Autogrowing list in Python?

Question

I need a list-like object that will "autogrow" whenever a slot number greater or equal to its length is accessed, filling up all the newly created slots with some pre-specified default value. E.g.:

# hypothetical DefaultList class
x = DefaultList(list('abc'), default='*')
x[6] = 'g'
print x[2], x[4], x[6], x[8]  # should print 'c * g *'

Thanks!

PS. I know it is not hard to implement a class like this, but I avoid wheel-reinvention as much as possible, especially if a particularly efficient/well-designed wheel already exists.

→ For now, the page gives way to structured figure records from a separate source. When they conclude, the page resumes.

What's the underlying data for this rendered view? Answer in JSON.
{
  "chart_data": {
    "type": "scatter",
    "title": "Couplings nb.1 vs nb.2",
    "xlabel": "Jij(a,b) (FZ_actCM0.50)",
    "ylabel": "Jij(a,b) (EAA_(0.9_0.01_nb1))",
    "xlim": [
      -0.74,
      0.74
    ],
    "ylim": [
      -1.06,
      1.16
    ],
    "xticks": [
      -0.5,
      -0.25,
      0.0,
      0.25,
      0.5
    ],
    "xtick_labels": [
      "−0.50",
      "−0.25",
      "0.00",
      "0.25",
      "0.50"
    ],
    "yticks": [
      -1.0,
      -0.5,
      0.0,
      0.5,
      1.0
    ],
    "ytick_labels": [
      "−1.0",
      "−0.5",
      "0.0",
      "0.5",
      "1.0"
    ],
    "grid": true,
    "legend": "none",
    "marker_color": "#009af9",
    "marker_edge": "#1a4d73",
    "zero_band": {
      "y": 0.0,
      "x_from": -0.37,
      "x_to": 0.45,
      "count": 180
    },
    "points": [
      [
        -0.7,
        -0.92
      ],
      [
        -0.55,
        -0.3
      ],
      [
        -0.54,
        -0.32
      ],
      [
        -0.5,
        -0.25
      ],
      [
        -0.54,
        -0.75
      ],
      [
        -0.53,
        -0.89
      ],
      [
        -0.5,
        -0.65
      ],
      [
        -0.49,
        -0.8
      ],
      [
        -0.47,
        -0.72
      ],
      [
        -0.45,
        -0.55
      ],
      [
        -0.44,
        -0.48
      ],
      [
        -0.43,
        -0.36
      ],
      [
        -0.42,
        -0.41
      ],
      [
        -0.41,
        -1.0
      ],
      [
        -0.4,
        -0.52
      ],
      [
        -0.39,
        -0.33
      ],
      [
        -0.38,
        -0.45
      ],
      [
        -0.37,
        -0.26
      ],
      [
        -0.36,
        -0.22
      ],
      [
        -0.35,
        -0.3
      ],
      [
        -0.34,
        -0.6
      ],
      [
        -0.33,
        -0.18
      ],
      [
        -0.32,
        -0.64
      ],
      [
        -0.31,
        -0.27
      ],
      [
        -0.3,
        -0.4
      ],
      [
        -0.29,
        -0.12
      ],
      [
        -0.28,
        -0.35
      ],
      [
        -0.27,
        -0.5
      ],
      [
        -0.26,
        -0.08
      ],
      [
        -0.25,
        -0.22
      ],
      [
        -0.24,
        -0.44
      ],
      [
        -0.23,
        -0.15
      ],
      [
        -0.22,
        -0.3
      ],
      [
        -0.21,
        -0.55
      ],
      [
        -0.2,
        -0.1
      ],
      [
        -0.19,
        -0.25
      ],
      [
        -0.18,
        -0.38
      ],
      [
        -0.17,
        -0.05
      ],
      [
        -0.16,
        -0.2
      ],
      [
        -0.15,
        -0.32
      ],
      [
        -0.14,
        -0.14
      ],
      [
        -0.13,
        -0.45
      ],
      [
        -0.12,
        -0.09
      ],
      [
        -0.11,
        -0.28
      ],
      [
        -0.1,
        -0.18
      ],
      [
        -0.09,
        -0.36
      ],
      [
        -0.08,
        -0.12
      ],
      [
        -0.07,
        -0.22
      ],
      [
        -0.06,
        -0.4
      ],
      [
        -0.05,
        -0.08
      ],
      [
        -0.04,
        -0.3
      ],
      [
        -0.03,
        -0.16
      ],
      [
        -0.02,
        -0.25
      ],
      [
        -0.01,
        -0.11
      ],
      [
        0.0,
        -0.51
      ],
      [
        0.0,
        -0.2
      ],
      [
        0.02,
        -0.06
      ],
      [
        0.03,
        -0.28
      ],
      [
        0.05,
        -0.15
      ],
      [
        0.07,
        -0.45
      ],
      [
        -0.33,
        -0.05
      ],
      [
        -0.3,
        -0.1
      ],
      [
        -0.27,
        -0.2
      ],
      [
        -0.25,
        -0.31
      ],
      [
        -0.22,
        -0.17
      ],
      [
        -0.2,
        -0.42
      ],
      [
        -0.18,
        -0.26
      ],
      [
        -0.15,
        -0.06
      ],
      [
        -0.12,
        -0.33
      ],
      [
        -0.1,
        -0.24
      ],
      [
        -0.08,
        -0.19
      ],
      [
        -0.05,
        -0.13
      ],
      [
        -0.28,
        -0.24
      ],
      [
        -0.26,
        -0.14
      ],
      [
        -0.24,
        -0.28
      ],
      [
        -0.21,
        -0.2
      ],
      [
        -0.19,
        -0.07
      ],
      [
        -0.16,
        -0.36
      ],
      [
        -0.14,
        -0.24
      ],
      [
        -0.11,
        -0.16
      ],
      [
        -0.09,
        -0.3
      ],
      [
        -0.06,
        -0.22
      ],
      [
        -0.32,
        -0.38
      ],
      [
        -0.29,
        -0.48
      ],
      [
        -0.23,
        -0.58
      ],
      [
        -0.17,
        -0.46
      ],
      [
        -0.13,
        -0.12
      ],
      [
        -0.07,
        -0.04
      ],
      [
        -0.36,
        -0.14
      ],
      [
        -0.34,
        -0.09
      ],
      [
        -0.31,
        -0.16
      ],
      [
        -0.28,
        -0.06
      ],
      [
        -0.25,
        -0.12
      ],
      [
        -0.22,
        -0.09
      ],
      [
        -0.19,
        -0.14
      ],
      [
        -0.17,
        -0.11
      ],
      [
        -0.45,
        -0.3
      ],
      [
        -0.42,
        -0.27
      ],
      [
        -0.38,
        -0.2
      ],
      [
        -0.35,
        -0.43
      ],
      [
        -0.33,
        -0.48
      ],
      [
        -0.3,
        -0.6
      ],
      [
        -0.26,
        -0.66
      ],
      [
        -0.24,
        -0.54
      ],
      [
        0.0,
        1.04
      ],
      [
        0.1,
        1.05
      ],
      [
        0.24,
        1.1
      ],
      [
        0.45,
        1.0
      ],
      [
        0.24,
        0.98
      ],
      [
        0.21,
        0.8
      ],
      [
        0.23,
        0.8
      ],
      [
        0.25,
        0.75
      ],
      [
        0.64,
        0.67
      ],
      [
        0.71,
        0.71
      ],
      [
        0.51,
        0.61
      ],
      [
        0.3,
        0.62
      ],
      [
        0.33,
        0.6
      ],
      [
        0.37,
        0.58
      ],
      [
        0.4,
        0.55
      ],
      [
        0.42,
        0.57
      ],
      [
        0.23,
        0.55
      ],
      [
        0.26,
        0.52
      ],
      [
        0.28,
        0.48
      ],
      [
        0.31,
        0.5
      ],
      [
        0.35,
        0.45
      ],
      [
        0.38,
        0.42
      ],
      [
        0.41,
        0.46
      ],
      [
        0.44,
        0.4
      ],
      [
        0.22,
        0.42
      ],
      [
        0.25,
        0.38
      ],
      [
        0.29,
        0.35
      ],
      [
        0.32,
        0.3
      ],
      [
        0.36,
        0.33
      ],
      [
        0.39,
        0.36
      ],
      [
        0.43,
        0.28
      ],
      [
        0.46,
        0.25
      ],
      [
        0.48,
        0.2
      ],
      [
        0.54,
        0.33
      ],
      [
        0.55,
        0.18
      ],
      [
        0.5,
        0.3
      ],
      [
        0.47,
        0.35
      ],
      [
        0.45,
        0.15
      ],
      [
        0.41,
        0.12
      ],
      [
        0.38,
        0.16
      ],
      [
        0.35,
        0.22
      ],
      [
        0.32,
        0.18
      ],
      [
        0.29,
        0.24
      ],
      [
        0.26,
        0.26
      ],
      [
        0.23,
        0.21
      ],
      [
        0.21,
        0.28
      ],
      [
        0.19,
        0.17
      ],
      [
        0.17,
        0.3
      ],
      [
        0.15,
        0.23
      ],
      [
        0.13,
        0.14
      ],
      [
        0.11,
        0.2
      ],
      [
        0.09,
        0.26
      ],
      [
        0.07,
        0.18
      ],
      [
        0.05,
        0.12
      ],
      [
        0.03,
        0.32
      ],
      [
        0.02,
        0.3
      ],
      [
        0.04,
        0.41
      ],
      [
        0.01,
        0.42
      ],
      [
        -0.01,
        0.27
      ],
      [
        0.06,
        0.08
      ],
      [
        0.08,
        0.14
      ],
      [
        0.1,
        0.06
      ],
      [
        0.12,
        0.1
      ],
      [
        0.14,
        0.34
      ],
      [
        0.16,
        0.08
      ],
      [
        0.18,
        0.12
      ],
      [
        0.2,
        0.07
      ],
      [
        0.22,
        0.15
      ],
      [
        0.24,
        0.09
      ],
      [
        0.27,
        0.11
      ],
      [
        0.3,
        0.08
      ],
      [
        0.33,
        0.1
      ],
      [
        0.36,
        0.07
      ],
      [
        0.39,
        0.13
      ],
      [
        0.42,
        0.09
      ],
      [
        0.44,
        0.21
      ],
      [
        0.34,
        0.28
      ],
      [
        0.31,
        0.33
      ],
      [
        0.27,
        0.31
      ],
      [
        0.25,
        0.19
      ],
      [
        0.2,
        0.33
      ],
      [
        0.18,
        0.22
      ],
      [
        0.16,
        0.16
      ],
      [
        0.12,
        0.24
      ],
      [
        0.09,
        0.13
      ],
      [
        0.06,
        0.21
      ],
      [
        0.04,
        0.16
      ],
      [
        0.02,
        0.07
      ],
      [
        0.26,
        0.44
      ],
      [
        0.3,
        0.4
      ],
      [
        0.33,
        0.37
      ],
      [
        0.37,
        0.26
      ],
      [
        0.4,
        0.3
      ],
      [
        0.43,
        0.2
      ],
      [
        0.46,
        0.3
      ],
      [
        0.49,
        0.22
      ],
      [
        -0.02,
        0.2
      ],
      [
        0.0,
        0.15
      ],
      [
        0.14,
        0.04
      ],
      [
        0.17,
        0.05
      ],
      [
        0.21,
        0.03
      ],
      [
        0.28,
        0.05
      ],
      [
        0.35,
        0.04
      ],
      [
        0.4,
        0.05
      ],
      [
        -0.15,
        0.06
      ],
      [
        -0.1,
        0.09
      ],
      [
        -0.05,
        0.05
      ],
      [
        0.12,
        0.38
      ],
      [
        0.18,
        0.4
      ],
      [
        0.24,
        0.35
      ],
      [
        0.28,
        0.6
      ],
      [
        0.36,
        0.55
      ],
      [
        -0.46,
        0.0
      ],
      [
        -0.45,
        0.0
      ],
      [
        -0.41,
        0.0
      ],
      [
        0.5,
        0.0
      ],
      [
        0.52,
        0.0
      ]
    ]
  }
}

PS2. A dict (or a collections.defaultdict) is not an acceptable implementation of the desired data structure. For why, see here: http://groups.google.com/group/comp.lang.python/msg/bcf360dfe8e868d1?hl=en

Answer 1

class DefaultList(list):
    def __init__(self,*args,**kwargs):
        list.__init__(self,*args)
        self.default=kwargs.get('default',None)
    def __getitem__(self,key):
        # retrieving an item does not expand the list
        if isinstance(key,slice):
            return [self[elt] for elt in range(key.start,key.stop,key.step)]
        else:
            try:
                return list.__getitem__(self,key)
            except IndexError:
                return self.default
    def __setitem__(self,key,value):
        # setting an item may expand the list
        try:
            list.__setitem__(self,key,value)
        except IndexError:
            self.extend([self.default]*(key-len(self)))
            self.append(value)

x = DefaultList(list('abc'), default='*')
print(x)
# ['a', 'b', 'c']
x[6] = 'g'
print(x)
# ['a', 'b', 'c', '*', '*', '*', 'g']
print x[2], x[4], x[6], x[8]  # should print 'c * g *'
# c * g *
print(x[2:9:2])
# ['c', '*', 'g', '*']

Answer 2

I would use a sparse data structure (1xn matrix).